My memories of that surreal afternoon resurfaced like old flotsam at a recent screening of Seabiscuit, directed by Gary Ross and based on the best-selling book by Laura Hillenbrand, and not just for the eerily similar themes that the Seabiscuit-War Admiral match race engendered but also for the even more haunting similarities in the two great matches. That Pimlico match in '38 is the emotional center of the picture, the most artful racing movie Hollywood has ever done.
If Ross occasionally plays loose with the facts, he remains true to the core of the story, and many of the racetrack scenes evoke more sharply than ever before on film a sense of the surpassing grace and power of the running horse, the sound of rolling thunder of the hooves and a sense of the precarious, perilous nature of the jockeys' existence as they bound along hell-fired at 40 miles an hour, monkeys on a stick, wind-sheared and often screaming at each other in the din. For them, it is a world that can turn suddenly violent with the exploding crack of a cannon bone or under a runaway rogue. Never has this been captured more graphically than in the extraordinary sequence in which Seabiscuit's jockey, Red Pollard ( Tobey Maguire), is thrown off a bolting horse and dragged through the stable area, one foot caught in a stirrup, his broken body bouncing off posts and barns.

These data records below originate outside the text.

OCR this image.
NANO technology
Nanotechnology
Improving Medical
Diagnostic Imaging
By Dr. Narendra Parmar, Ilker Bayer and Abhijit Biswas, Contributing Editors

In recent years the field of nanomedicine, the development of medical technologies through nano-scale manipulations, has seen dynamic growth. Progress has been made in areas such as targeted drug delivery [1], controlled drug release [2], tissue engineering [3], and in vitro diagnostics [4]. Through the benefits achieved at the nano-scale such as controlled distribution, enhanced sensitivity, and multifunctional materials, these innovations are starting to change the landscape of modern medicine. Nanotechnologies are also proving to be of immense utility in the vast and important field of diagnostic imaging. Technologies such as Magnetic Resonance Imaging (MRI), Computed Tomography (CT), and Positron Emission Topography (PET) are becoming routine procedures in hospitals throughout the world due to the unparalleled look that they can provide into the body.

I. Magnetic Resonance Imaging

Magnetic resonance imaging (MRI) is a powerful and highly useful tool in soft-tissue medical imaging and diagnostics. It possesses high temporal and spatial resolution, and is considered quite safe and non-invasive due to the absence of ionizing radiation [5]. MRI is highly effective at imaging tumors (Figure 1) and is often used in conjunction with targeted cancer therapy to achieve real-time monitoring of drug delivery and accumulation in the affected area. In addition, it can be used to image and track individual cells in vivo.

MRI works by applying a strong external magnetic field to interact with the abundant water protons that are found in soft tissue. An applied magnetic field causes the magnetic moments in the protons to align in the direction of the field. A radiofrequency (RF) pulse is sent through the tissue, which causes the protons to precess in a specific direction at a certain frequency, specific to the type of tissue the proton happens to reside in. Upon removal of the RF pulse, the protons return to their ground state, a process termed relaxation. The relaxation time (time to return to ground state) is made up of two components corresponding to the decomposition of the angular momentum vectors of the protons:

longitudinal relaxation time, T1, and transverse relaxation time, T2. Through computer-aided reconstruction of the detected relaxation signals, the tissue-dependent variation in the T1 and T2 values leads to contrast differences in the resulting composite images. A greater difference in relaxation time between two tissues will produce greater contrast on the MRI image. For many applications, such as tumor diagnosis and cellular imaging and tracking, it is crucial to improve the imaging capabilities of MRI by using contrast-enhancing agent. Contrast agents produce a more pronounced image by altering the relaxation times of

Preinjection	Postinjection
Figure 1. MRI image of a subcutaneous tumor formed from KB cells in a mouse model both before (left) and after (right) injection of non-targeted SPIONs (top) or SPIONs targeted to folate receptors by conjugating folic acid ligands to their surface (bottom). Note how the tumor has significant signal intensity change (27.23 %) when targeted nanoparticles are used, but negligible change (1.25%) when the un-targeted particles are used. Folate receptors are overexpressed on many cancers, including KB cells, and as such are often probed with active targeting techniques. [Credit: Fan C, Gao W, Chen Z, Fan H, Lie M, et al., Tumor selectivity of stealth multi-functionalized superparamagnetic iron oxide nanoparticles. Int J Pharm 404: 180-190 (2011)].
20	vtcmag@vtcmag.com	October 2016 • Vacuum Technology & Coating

Hillenbrand's book, Seabiscuit: An American Legend, was No. 1 in hardcover last year, and today it is back atop The New York Times best-seller list, giving it 69 weeks on the list, making it one of the most successful books on sports ever written. While it is well-organized and beautifully paced, with touches of lyrical writing throughout, surely the source of its appeal is that it is a wonderful story that also happens to be true, as warm and fuzzy as nonfiction can get without suggesting a collaboration of Horatio Alger and Sylvester Stallone.
Wisely, Ross organized his movie as Hillenbrand did her book, introducing the three main human characters early and then weaving them in and out of the story's narrative. Owner Charles Howard ( Jeff Bridges) goes from being a bicycle repairman in New York City at the turn of the century to an automobile dealer in California, rising to claim vast riches as the car replaces the horse. He decides to start a racing stable. Trainer Silent Tom Smith ( Chris Cooper), an old mustang breaker and horse whisperer, rides alone off the vanishing plains on a horse, builds a crackling fire and awaits his destiny. Howard finds him there among the tumbleweed and hires him as his trainer. Smith finds Seabiscuit, an underachiever himself, and sees something he likes, so Howard buys him.
All they need now is a jockey. Pollard, tossed in poverty, comes out of the rough-and-tumble tracks of the Great Northwest, where jockeys fought hand-to-hand on horseback, rode cheap horses in the afternoon and made whiskey money by getting their brains scrambled in saloon fights. A raconteur, he quotes Shakespeare and Emerson in the jock's room. Down but not out, blind in one eye, he one day runs into Smith. And Seabiscuit.